In current MachinePipeliner’s implementation, searching II is done in SwingSchedulerDAG::schedulePipeline.
Here is a code fragment of the function and what I’d like to add.

bool scheduleFound = false;
for (unsigned II = MII; II <= MAX_II && !scheduleFound; II++) {
  // Try to schedule with II

  // At this point, the `scheduleFound` is true if there are no problems (i.e. scheduling went well)
  // Our proposal is to insert an additional check that calculates the maximum register pressure of the schedule and rejects the II if the pressure is too high, as shown below
  if (Register pressure is too high) 
    scheduleFound = false

The following is a pseudo code that calculates the maximum register pressure.

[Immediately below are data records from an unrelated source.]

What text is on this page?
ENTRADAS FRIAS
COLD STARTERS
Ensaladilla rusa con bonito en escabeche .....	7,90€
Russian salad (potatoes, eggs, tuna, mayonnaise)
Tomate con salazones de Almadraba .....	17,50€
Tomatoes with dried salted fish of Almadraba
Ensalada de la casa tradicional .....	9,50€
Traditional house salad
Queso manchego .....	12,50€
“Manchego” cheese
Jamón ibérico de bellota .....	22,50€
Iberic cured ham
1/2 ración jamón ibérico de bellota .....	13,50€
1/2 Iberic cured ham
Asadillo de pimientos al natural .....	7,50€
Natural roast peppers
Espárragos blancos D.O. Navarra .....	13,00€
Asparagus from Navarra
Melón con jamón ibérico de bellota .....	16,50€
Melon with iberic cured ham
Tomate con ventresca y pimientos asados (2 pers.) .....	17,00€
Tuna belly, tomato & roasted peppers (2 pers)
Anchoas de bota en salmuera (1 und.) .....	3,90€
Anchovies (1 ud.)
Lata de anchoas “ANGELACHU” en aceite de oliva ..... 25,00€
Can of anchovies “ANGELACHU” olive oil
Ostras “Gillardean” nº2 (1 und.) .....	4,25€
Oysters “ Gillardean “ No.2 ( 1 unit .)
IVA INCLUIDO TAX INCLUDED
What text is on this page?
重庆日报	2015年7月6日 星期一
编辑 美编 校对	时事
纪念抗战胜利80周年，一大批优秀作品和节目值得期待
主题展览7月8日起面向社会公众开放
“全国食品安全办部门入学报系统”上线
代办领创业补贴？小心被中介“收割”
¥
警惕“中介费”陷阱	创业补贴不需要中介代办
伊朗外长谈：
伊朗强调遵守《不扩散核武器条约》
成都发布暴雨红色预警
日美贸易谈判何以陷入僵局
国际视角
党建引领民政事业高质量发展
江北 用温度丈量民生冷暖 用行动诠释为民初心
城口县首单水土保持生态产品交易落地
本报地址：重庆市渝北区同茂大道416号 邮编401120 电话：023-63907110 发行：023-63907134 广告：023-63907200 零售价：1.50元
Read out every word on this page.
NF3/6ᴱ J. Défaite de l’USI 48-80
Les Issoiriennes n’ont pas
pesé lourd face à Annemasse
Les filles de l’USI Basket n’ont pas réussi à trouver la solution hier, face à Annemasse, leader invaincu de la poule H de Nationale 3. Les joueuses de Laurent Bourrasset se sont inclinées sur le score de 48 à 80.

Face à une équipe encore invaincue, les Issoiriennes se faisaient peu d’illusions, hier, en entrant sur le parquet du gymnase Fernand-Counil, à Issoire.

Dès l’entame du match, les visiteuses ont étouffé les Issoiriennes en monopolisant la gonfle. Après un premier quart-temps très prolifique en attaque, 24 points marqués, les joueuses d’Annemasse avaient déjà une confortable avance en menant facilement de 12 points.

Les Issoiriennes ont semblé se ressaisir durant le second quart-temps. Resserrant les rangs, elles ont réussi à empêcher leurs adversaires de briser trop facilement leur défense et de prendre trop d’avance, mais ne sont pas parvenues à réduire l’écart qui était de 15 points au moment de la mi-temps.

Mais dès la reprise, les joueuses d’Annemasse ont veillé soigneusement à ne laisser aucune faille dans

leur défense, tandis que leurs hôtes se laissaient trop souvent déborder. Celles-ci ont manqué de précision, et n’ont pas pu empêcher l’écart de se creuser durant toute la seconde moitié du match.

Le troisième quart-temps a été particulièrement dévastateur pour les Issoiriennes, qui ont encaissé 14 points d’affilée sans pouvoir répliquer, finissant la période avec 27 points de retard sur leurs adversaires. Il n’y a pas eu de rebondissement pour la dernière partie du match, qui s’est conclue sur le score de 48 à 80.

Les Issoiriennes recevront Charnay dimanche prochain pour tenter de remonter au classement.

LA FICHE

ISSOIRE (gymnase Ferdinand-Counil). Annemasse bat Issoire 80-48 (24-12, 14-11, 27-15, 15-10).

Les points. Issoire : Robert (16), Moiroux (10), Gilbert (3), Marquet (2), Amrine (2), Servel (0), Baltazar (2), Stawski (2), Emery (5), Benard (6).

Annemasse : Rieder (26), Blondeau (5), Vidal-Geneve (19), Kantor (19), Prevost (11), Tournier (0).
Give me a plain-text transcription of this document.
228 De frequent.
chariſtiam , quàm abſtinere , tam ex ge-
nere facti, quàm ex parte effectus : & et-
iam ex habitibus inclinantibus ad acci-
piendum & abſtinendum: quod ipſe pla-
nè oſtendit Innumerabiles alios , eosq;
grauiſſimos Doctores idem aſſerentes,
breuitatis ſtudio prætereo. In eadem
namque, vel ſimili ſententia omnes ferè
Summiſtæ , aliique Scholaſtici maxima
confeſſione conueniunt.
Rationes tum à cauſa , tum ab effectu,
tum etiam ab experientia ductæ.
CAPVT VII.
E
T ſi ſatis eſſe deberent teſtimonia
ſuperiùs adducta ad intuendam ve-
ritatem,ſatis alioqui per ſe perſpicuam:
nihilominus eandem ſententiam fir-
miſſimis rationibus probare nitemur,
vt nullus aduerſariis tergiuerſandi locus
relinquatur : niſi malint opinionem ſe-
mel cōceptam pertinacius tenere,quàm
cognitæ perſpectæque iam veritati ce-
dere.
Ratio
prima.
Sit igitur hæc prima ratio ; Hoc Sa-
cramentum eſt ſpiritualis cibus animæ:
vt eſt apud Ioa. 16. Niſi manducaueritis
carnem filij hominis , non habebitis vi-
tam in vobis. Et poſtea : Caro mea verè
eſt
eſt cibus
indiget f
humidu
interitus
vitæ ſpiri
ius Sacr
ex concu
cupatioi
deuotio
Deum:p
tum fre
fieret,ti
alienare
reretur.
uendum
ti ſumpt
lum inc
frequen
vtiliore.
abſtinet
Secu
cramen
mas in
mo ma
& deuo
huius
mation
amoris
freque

function CalcMaxRegPress(ScheduledInstructions)
  N <- Number of Pressure Set
  CurRegPress <- [0, 0, ..., 0]  // N elements array, indexed by Pressure Set ID
  MaxRegPress <- [0, 0, ..., 0]
  Unrolled <- Unrolled ScheduleInstructions for simulating the loop from prolog to kernel

  for Instr in Unrolled
    for Def in AllDefs(Instr)
      Increase CurRegPress corresponds to Def
    end for

    for LastUse in AllLastUses(Instr)
      Decrease CurRegPress corresponds to LastUse
    end for

    for i in 1 to N
      MaxRegPress[i] <- Max(MaxRegPress[i], CurRegPress[i])
    end for
  end for

  return MaxRegPress
end function

Does anyone have any advice or thoughts?


We implemented the above algorithm and found a case where this algorithm is effective.

We used a code of Gauss-Seidel method that is based on this one, experimented on Graviton3 (Neoverse V1). Please see this PR comment for details.

If the pipeliner simply applied, the II will be 11. On the other hand, when our algorithm is also applied, the II becomes 20. This is because this algorithm rejects schedules that may cause a lot of register spills. In fact, when 11 is used for II, many register spill/fill occur, but hardly at all when II is 20. Also, as shown in the table of the PR comment, this change in II makes the code more efficient. The cycles changes from 19.6 to 15.7, meaning an improvement of about 20% (please note that we also apply the MVE algorithm).

I would appreciate any comments or advice.